3 Democrats Aim to Declare Climate Emergency
In an attempt to give climate action the urgency it needs, three democrats are teaming up to spell out climate change as an emergency. The legislation (HCONRES 52) is a Concurrent Resolution, meaning it has no force of law other than expressing that (if passed into law) the consensus among Members of Congress is that climate change can be discussed as an emergency. No Republicans have signed onto the bill yet. However, recently we have seen Republicans and Democrats joining together as members on both side of the isle are recognizing that climate change is a bipartisan issue that affects all parties and citizens throughout the US. Will it pass? Probably not, but these types of efforts are important in demonstrating that some Members of Congress are willing to take a stand for the nation, and the globe.
Actions on Federal Bills
Disaster: House T&I Committee reported out bill HR 1311 that amends the Robert T Stafford Disaster Relief Act to allow the President to direct the FEMA Administrator to make, under an emergency declaration, contributions up to 10% of the aggregate total of FEMA grants to meet unmet needs.

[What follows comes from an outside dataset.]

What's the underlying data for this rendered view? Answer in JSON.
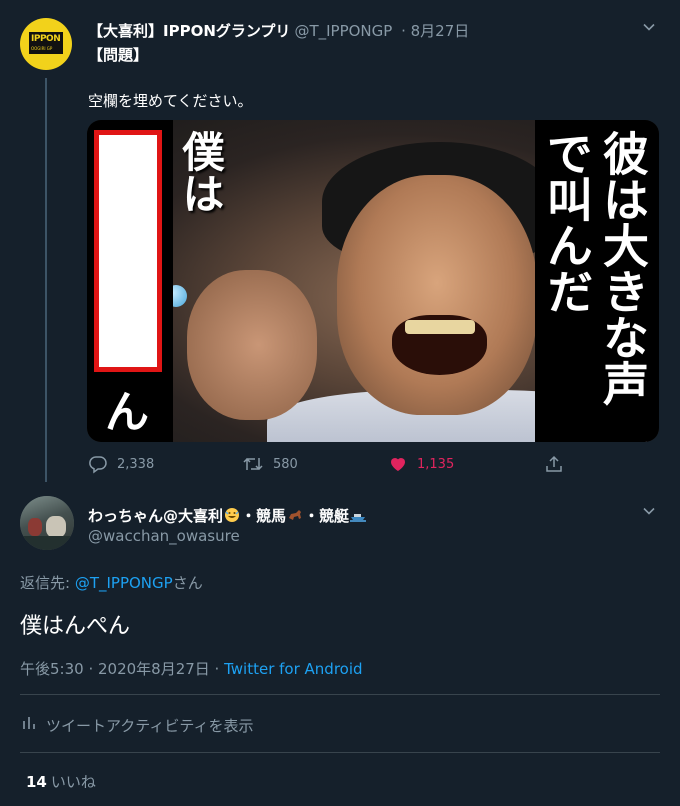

NJ Introduces Research Center
The Corps of Engineers has estimated that damages from tidal flooding and rising seas will cost the State of New Jersey roughly $1.6 billion annually. A grant has been given to the Stockton University Coastal Research Center to build a 4,000-8,000 square-foot incubator to allow state and local officials, the Corps of Engineers, nonprofits, Stockton researchers and other entities to look for ways to protect NJ’s valuable coastal assets from sea level rise.

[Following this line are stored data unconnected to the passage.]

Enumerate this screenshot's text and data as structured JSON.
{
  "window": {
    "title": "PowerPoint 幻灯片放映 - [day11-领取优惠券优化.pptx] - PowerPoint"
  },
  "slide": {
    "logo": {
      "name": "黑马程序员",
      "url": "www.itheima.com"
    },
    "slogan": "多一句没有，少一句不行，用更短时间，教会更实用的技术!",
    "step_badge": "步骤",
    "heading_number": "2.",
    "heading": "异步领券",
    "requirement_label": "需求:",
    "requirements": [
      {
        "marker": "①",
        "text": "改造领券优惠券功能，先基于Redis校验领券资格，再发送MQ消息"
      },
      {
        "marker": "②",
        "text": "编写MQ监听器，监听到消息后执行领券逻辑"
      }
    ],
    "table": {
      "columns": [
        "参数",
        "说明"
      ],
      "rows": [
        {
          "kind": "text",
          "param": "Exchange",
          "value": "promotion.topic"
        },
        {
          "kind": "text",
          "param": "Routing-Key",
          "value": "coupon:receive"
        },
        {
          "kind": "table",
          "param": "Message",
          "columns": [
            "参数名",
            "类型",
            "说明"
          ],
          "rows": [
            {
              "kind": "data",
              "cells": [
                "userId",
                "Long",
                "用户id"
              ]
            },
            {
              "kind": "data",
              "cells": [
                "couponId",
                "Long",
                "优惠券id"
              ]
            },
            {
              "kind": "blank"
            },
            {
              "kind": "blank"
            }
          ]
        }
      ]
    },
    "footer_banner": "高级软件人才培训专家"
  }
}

NJ Beaches still without dunes
Three towns that were impacted by Superstorm Sandy still don’t have dunes. Why? They got an exception because their beaches were large enough already, because a private beach installed a steel retaining wall under the sand instead of building dunes, or because dunes simply costed too much to build. Ok-ok, but what is the real reason? Private beach clubs and homeowners didn’t want to look at dunes, or allow public access – both are requirements if the federal government is going to contribute to a beach nourishment project.
Now the federal government is rethinking its position, given that it is liable for funding 65% of future nourishments. NJDEP Commissioner Catherine McCabe doesn’t want a broken dune system spanning the coast. Protection should be equal everywhere, and a lot is at risk.